6331 sayılı İş Sağlığı ve Güvenliği Kanunu’nun (6331 sayılı Kanun) genel gerekçesinde, işyerlerindeki çalışma şartlarının çalışanlar üzerindeki sağlık ve güvenlikle ilgili olumsuz etkilerini en aza indirecek şekilde işyerinin tasarımı, iş ekipmanları, çalışma şekli ve üretim metotlarının seçimi gibi hususlara özen gösterilerek işin çalışanlara uyumlu hale getirilmesi, teknik gelişmelere uyum sağlanması, tehlikeli olanların, tehlikesiz veya daha az tehlikeli olanlarla değiştirilmesi, teknolojinin, iş organizasyonunun, çalışma şartlarının, sosyal ilişkilerin ve çalışma ortamı ile ilgili diğer faktörlerin etkilerini kapsayan genel bir önleme politikasının geliştirilmesi, toplu korunma önlemlerine, kişisel korunma önlemlerine göre öncelik verilmesi, çalışanlara uygun talimatların verilmesi gibi genel prensipler esas alınarak Kanun'un hazırlandığı ifade edilmiştir.
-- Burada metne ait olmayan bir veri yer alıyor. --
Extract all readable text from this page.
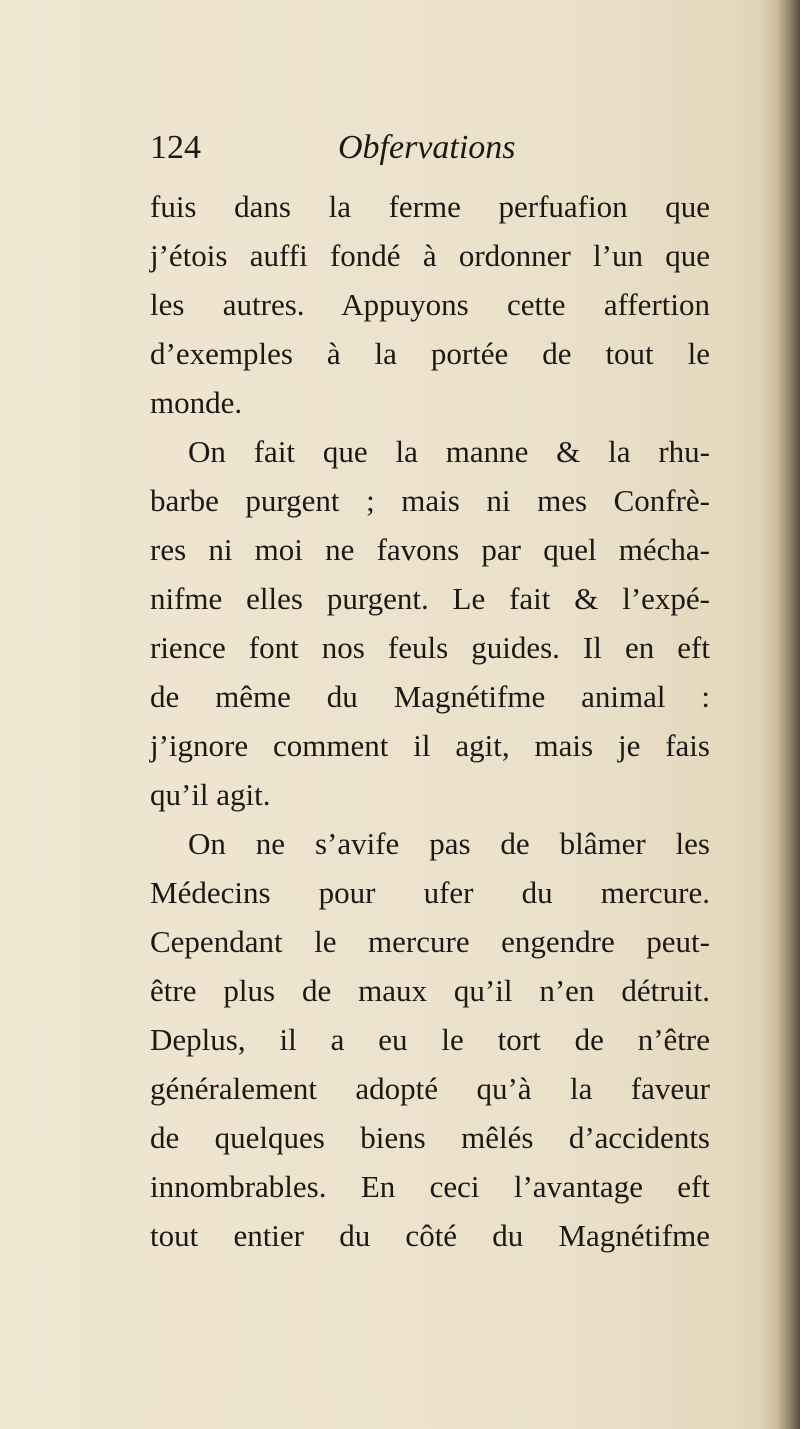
124	Obfervations
fuis dans la ferme perfuafion que
j’étois auffi fondé à ordonner l’un que
les autres. Appuyons cette affertion
d’exemples à la portée de tout le
monde.
On fait que la manne & la rhu-
barbe purgent ; mais ni mes Confrè-
res ni moi ne favons par quel mécha-
nifme elles purgent. Le fait & l’expé-
rience font nos feuls guides. Il en eft
de même du Magnétifme animal :
j’ignore comment il agit, mais je fais
qu’il agit.
On ne s’avife pas de blâmer les
Médecins pour ufer du mercure.
Cependant le mercure engendre peut-
être plus de maux qu’il n’en détruit.
Deplus, il a eu le tort de n’être
généralement adopté qu’à la faveur
de quelques biens mêlés d’accidents
innombrables. En ceci l’avantage eft
tout entier du côté du Magnétifme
6331 sayılı Kanun’un 4 üncü maddesinde, işverenin, çalışanların işle ilgili sağlık ve güvenliğini sağlamakla yükümlü olduğu ve bu çerçevede mesleki risklerin önlenmesi, eğitim ve bilgi verilmesi dâhil her türlü tedbirin alınması, organizasyonun yapılması, gerekli araç ve gereçlerin sağlanması, sağlık ve güvenlik tedbirlerinin değişen şartlara uygun hale getirilmesi ve mevcut durumun iyileştirilmesi için çalışmalar yapacağı belirtilmiştir.
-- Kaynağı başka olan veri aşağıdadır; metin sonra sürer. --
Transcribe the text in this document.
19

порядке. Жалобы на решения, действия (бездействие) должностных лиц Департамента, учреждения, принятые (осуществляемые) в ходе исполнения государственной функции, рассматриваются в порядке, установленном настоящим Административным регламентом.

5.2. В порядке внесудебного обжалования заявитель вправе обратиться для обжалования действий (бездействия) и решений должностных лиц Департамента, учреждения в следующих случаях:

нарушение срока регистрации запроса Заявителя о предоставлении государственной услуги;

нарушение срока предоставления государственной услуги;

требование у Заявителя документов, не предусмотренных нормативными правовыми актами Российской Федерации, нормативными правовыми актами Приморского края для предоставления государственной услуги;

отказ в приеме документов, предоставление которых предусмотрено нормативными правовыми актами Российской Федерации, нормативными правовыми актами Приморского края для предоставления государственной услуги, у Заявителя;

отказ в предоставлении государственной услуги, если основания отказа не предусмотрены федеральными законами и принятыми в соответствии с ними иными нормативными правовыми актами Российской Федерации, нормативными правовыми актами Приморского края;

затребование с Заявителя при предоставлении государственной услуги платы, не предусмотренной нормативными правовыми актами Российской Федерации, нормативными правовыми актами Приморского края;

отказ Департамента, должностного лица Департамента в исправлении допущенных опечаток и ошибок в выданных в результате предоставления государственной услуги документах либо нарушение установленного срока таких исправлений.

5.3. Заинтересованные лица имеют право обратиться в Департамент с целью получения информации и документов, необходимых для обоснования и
2918 sayılı Karayolları Trafik Kanunu’nun (2918 sayılı Kanun) 52 inci maddesi şöyledir;
“Sürücüler:
a) Kavşaklara yaklaşırken,dönemeçlere girerken, tepe üstlerine yaklaşırken, dönemeçli yollarda ilerlerken, yaya geçitlerine, hemzemin geçitlere, tünellere, dar köprü ve menfezlere yaklaşırken, yapım ve onarım alanlarına girerken, hızlarını azaltmak,
b) Hızlarını, kullandıkları aracın yük ve teknik özelliğine, görüş, yol, hava ve trafik durumunun gerektirdiği şartlara uydurmak,
c) Diğer bir aracı izlerken yukarıdaki fıkrada belirlenen durumları göz önünde tutarak güvenli bir mesafe bırakmak,
d) Kol ve grup halinde araç kullananlar, araçları arasında yönetmelikte belirtilen esaslara uygun olarak diğer araçların güvenle girebilecekleri açıklıklar bulundurmak,
Zorundadırlar.”
Somut uyuşmazlıkta; davacı işveren davalı işçinin kendisine ait araçla yapmış olduğu trafik kazasından kaynaklanan hasar ve değer kaybının tahsilini talep etmiş, davalı işçi ise meydana gelen zarardan sorumlu tutulamayacağını savunmuştur. Mahkemece trafik bilirkişisinden alınan raporda; davalı işçinin kullandığı aracın çöp kamyonu olmasından kaynaklı teknik özellikli bir araç olması nedeniyle hızını bu özellikli araca ve yol durumuna göre ayarlaması gerekirken 2918 sayılı Kanun’nun 52 inci maddesi (b) fıkrasını ihlal ettiğinden bahisle %100 asli kusurlu olduğu kanaatine varılmıştır. Mahkemece tespit edilen hasar ve değer kaybının tamamından trafik bilirkişi raporu doğrultusunda davalı işçinin sorumlu olduğuna hükmedilmiş ise de kusura ilişkin trafik bilirkişisinden alınan raporun hüküm kurmaya yeterli olmadığı anlaşılmaktadır. Zira taraflar arasındaki iç ilişki yönünden iş sağlığı ve güvenliği uzmanı bilirkişi tarafından 6331 sayılı Kanun hükümleri gözetilerek dosyadaki deliller irdelenip değerlendirilmeksizin davalının kusur durumu belirlenmiştir. Yukarıda yer verilen kanun hükümleri bir arada değerlendirilerek işçinin kaza sebebiyle iş sözleşmesini ihlal edip etmediği, hangi ölçüde ihlal ettiği, kusur durumu ve kusur oranı bağlamında bir değerlendirilme yapılmamış olması hatalıdır. Mahkemece taraflar arasındaki iç ilişki yönünden bir iş sağlığı ve güvenliği uzmanı bilirkişiden rapor alındıktan sonra dosyadaki tüm delillerle birlikte değerlendirme yapılarak sonuca gidilmelidir. Yetersiz bilirkişi raporuna itibar edilerek eksik inceleme ve yanılgılı değerlendirmeyle taleplerin kısmen kabulüne karar verilmesi hatalı olup bozmayı gerektirmiştir.
Sonuç:
Temyiz olunan kararın yukarıda gösterilen sebeplerle BOZULMASINA, davalı yararına takdir edilen 3.815,00 TL duruşma vekalet ücretinin karşı tarafa yükletilmesine, peşin alınan temyiz harcının istek halinde ilgiliye iadesine, 28.06.2022 tarihinde oy birliği ile karar verildi.